The skew in our politics away from popular will is growing. It took a massive vote nationwide for the House for Democrats to gain enough seats to win the chamber; the combination of partisan gerrymandering and geographical sorting means that the House does not provide the direct reflection of popular will that the Framers had in mind.
The skew in the Senate is much sharper, as small, homogenous states have far more power. By 2040, 70% of Americans will live in 15 states, meaning 30% will elect 70 of the 100 senators, and they will not reflect broadly the diversity or changes occurring in the country, leading to more disaffection and a sense of illegitimacy.
More ominous is the Electoral College. Based on House results in this election, it is entirely possible that Donald Trump running for reelection could lose the popular vote by 8 or 9 million votes and still win a majority of electoral votes. That would be the third time in six elections where the winner of the popular vote lost the presidency; the first two times, the gap was, respectively, 500,000 and 3 million.
Each time, the sense that voters do not choose their government will grow, creating a genuine crisis of legitimacy.
There are implications for 2020. For Democrats seeking to regain the presidency, there are two main takeaways.

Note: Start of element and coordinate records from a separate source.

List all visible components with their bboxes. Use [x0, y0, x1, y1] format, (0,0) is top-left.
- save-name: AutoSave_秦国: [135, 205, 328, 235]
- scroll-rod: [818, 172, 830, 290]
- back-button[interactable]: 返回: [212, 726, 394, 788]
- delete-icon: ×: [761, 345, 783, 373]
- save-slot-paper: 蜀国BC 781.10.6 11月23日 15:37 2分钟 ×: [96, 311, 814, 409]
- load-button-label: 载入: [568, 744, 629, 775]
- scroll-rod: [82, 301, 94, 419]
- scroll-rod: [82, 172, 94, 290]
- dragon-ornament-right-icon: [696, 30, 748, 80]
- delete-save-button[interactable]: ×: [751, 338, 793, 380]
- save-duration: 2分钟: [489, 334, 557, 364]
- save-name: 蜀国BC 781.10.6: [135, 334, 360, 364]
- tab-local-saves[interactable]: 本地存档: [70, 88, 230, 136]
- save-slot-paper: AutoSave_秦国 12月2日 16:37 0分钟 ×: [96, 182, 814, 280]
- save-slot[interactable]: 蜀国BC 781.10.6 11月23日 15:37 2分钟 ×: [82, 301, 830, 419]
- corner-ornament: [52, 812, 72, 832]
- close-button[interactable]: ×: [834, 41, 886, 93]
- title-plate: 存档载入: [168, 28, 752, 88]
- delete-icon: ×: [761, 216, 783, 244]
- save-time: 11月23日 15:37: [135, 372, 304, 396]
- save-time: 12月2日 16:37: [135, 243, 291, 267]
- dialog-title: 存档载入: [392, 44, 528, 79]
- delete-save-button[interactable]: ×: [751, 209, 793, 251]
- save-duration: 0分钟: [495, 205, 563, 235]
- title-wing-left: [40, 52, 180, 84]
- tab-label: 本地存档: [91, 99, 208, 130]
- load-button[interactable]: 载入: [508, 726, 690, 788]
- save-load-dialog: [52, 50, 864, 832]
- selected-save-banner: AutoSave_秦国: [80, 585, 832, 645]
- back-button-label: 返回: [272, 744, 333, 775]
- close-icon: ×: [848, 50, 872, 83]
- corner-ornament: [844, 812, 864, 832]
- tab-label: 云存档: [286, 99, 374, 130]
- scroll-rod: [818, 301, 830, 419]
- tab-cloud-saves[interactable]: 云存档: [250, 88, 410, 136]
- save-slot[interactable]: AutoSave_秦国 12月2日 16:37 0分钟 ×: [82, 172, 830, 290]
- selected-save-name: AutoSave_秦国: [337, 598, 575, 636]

One is that the elections gave a boost to several potential candidates. Sherrod Brown’s victory in reddish Ohio, if not impressive, still gives him some traction, and Amy Klobuchar’s very impressive victory in Minnesota, following on her national profile from the Kavanaugh hearings, does the same for her.
And Beto O’Rourke, despite losing to Ted Cruz in Texas, did far better than most anticipated in a state that is still red. He ran an impressive campaign, and built a huge and enthusiastic base of ardent fans and a massive list of donors, small and large. Ironically, if he considers a run for the nomination in 2020, a loss might serve him better than being tied to an unproductive Senate where he would have had a junior, unproductive minority role.
Just as important for Democrats, many high-profile candidates who ran as flat-out progressives did not prevail, while more pragmatic ones did. Democratic Socialist Alexandra Ocasio-Cortez was more the exception than the rule. That means that the Zeitgeist of the party may be more a desire to find a candidate who can win with a broader appeal, not just one who can excite the more ardent base.
For Trump, the implications are mixed. An aggressive Democratic House, getting his tax returns, subpoenaing documents and hauling in witnesses, protecting Mueller and holding investigative and oversight hearings, is a nightmare, as he made clear in his bizarre post-election press conference, where he threatened to investigate his House adversaries and go on a war footing against them. But at the same time, Trump has a foil — one he will try to use to deflect blame for anything that goes wrong.
The bottom line: Division remains the defining characteristic of our politics. The good news is that checks and balances are back in some measure; if the Republicans had kept the House and Senate, Trump would have been unleashed in all his nativist, autocratic and corrupt ways. But we are far from having a political system more focused on solving urgent national problems than engaging in tribal warfare.